# Passport



## jennysmityh748 (Mar 16, 2008)

Hi,I am married to an American so obviously my name has changed from what it is on my passport,does anyone know if i can still travel on my passport(i want to go back to Scotland for a visit)without changing my name on it or do i have to get my name changed to my married name(i know i have to get it done eventually)and do i have to send it back to the passport office in Liverpool or is there somewhere here it can be done,i'll be gratefull for any help and suggestions given..thanks in advance.

Jenny.


----------



## Rachel_Heath (Mar 16, 2008)

Hola Jenny!

No - I don't think you will need to get your passport updated - but if you do then surf along to the BritainUSA dot com web site and search for "Amending your passport or changing your name" (I'd post the URL but board rules prevent me at the current time  ) to get more information as to what needs to be done to get your passport updated.

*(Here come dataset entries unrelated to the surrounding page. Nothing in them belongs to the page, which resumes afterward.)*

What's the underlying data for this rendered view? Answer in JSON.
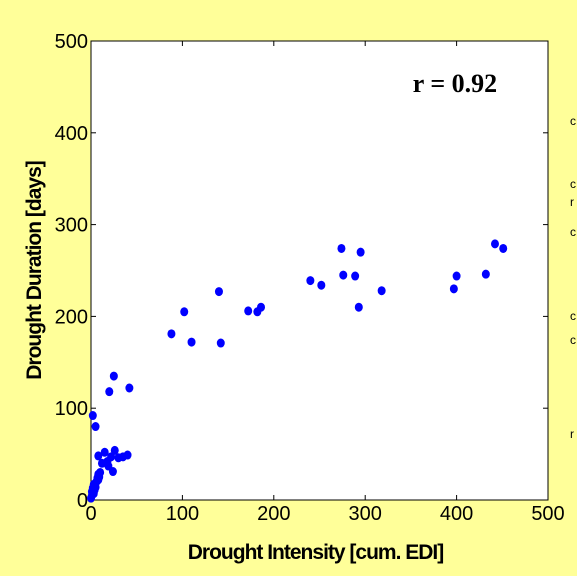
{
  "chart_data": {
    "type": "scatter",
    "title": "",
    "xlabel": "Drought Intensity [cum. EDI]",
    "ylabel": "Drought Duration [days]",
    "xlim": [
      0,
      500
    ],
    "ylim": [
      0,
      500
    ],
    "xticks": [
      "0",
      "100",
      "200",
      "300",
      "400",
      "500"
    ],
    "yticks": [
      "0",
      "100",
      "200",
      "300",
      "400",
      "500"
    ],
    "grid": false,
    "annotation": "r = 0.92",
    "marker_color": "#0000ff",
    "points": [
      {
        "x": 0,
        "y": 2
      },
      {
        "x": 1,
        "y": 5
      },
      {
        "x": 1,
        "y": 9
      },
      {
        "x": 2,
        "y": 13
      },
      {
        "x": 3,
        "y": 7
      },
      {
        "x": 3,
        "y": 17
      },
      {
        "x": 4,
        "y": 11
      },
      {
        "x": 5,
        "y": 14
      },
      {
        "x": 6,
        "y": 20
      },
      {
        "x": 7,
        "y": 24
      },
      {
        "x": 8,
        "y": 28
      },
      {
        "x": 8,
        "y": 22
      },
      {
        "x": 9,
        "y": 25
      },
      {
        "x": 10,
        "y": 30
      },
      {
        "x": 2,
        "y": 92
      },
      {
        "x": 5,
        "y": 80
      },
      {
        "x": 8,
        "y": 48
      },
      {
        "x": 12,
        "y": 40
      },
      {
        "x": 15,
        "y": 52
      },
      {
        "x": 18,
        "y": 42
      },
      {
        "x": 19,
        "y": 37
      },
      {
        "x": 20,
        "y": 118
      },
      {
        "x": 22,
        "y": 47
      },
      {
        "x": 24,
        "y": 31
      },
      {
        "x": 25,
        "y": 135
      },
      {
        "x": 26,
        "y": 54
      },
      {
        "x": 30,
        "y": 46
      },
      {
        "x": 35,
        "y": 47
      },
      {
        "x": 40,
        "y": 49
      },
      {
        "x": 42,
        "y": 122
      },
      {
        "x": 88,
        "y": 181
      },
      {
        "x": 102,
        "y": 205
      },
      {
        "x": 110,
        "y": 172
      },
      {
        "x": 140,
        "y": 227
      },
      {
        "x": 142,
        "y": 171
      },
      {
        "x": 172,
        "y": 206
      },
      {
        "x": 182,
        "y": 205
      },
      {
        "x": 186,
        "y": 210
      },
      {
        "x": 240,
        "y": 239
      },
      {
        "x": 252,
        "y": 234
      },
      {
        "x": 274,
        "y": 274
      },
      {
        "x": 276,
        "y": 245
      },
      {
        "x": 289,
        "y": 244
      },
      {
        "x": 293,
        "y": 210
      },
      {
        "x": 295,
        "y": 270
      },
      {
        "x": 318,
        "y": 228
      },
      {
        "x": 397,
        "y": 230
      },
      {
        "x": 400,
        "y": 244
      },
      {
        "x": 432,
        "y": 246
      },
      {
        "x": 442,
        "y": 279
      },
      {
        "x": 451,
        "y": 274
      }
    ]
  },
  "edge_marks": [
    "c",
    "c",
    "r",
    "c",
    "c",
    "c",
    "r"
  ]
}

If you travel without changing it then you might be advised to ensure you have the original the marriage certificate with you. Also you may want the tickets registered using your maiden name.

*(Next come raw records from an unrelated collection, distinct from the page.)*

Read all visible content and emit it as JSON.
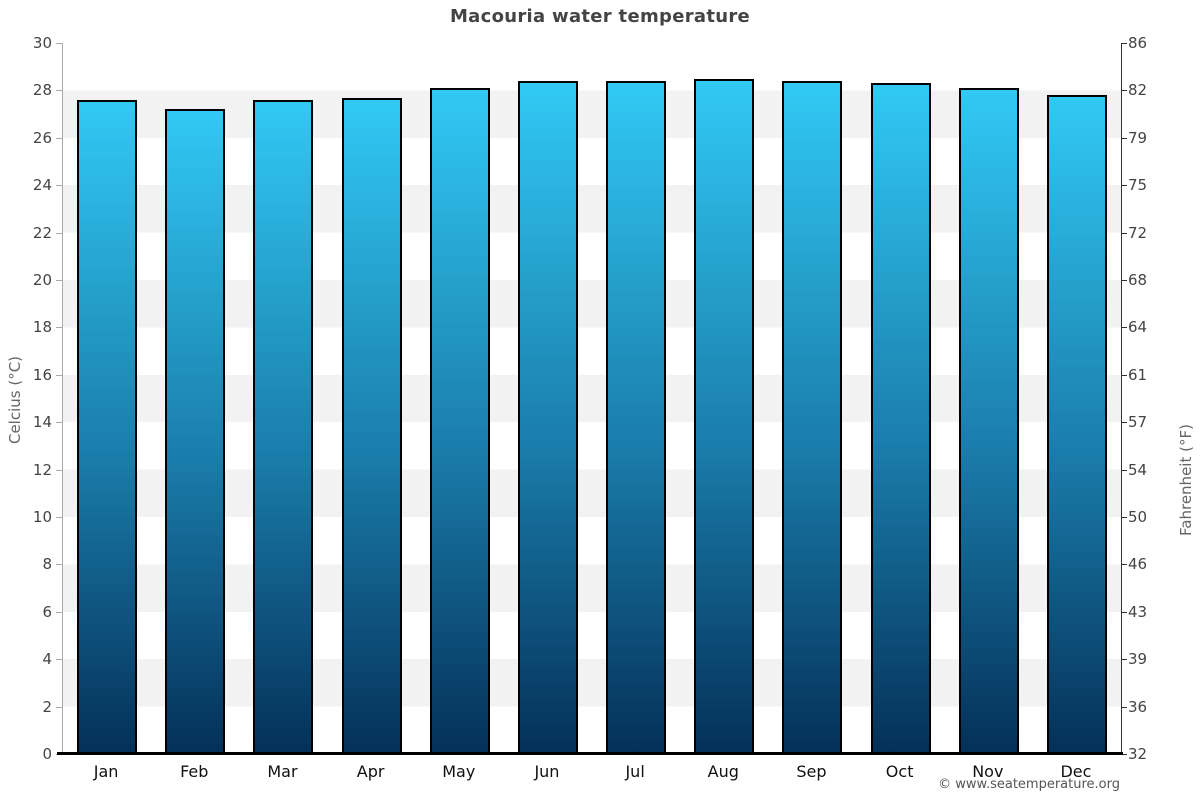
{
  "title": "Macouria water temperature",
  "footer": {
    "credit": "© www.seatemperature.org"
  },
  "colors": {
    "bar_top": "#31c9f4",
    "bar_bottom": "#043058",
    "bar_border": "#000000",
    "band_light": "#ffffff",
    "band_gray": "#f2f2f2",
    "title_text": "#444444",
    "tick_text": "#444444",
    "month_text": "#111111",
    "axis_title_text": "#666666",
    "credit_text": "#555555"
  },
  "chart_data": {
    "type": "bar",
    "title": "Macouria water temperature",
    "categories": [
      "Jan",
      "Feb",
      "Mar",
      "Apr",
      "May",
      "Jun",
      "Jul",
      "Aug",
      "Sep",
      "Oct",
      "Nov",
      "Dec"
    ],
    "series": [
      {
        "name": "Water temperature (°C)",
        "values": [
          27.6,
          27.2,
          27.6,
          27.7,
          28.1,
          28.4,
          28.4,
          28.5,
          28.4,
          28.3,
          28.1,
          27.8
        ]
      }
    ],
    "ylabel_left": "Celcius (°C)",
    "ylabel_right": "Fahrenheit (°F)",
    "ylim": [
      0,
      30
    ],
    "yticks_left": [
      "30",
      "28",
      "26",
      "24",
      "22",
      "20",
      "18",
      "16",
      "14",
      "12",
      "10",
      "8",
      "6",
      "4",
      "2",
      "0"
    ],
    "yticks_right": [
      "86",
      "82",
      "79",
      "75",
      "72",
      "68",
      "64",
      "61",
      "57",
      "54",
      "50",
      "46",
      "43",
      "39",
      "36",
      "32"
    ],
    "grid": "horizontal alternating bands every 2°C (white / light gray)",
    "legend_position": "none",
    "xlabel": ""
  }
}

In this day and age of post 9/11 an the DoHS scrutinizing every nook & cranny I would advice you get the passport changed to reflect the new name. It shouldn't take too long (my last update took only 3 weeks).

Good luck!

Rachel


----------



## Bevdeforges (Nov 16, 2007)

Basically what Rachel said - especially the bit about making your flight reservations in the name that is on your passport. These days, you have to give them your passport number when you book your tickets (at least online you do), so you basically have to travel using the name that is on your passport.

I'm fairly sure you should be able to have your passport updated (i.e. for the name change) through the nearest British consulate or embassy. 
Cheers,
Bev


----------



## jennysmityh748 (Mar 16, 2008)

Thanks,i kiinda thought i would have to do it under my name on my passport but just was'nt too sure..


----------



## Rachel_Heath (Mar 16, 2008)

There an echo in here? <giggle>


----------



## ajus (Mar 21, 2008)

The issue is not the name on your passport...the issue is whether you book your tickets with the correct name meaning the name of the passport. I recommend you travel with a copy of your marriage certificate...however,,,when travel...you should book your tickets using the name on your passport. That will avoid any problems


----------



## ajus (Mar 21, 2008)

You can go the the nearest British embassy to have it done....bear in mind...it will come with a dear cost...I know...I'm in the UK...and anything that requires some sort of process regardless of how minimal it maybe will cost a lot in the UK


----------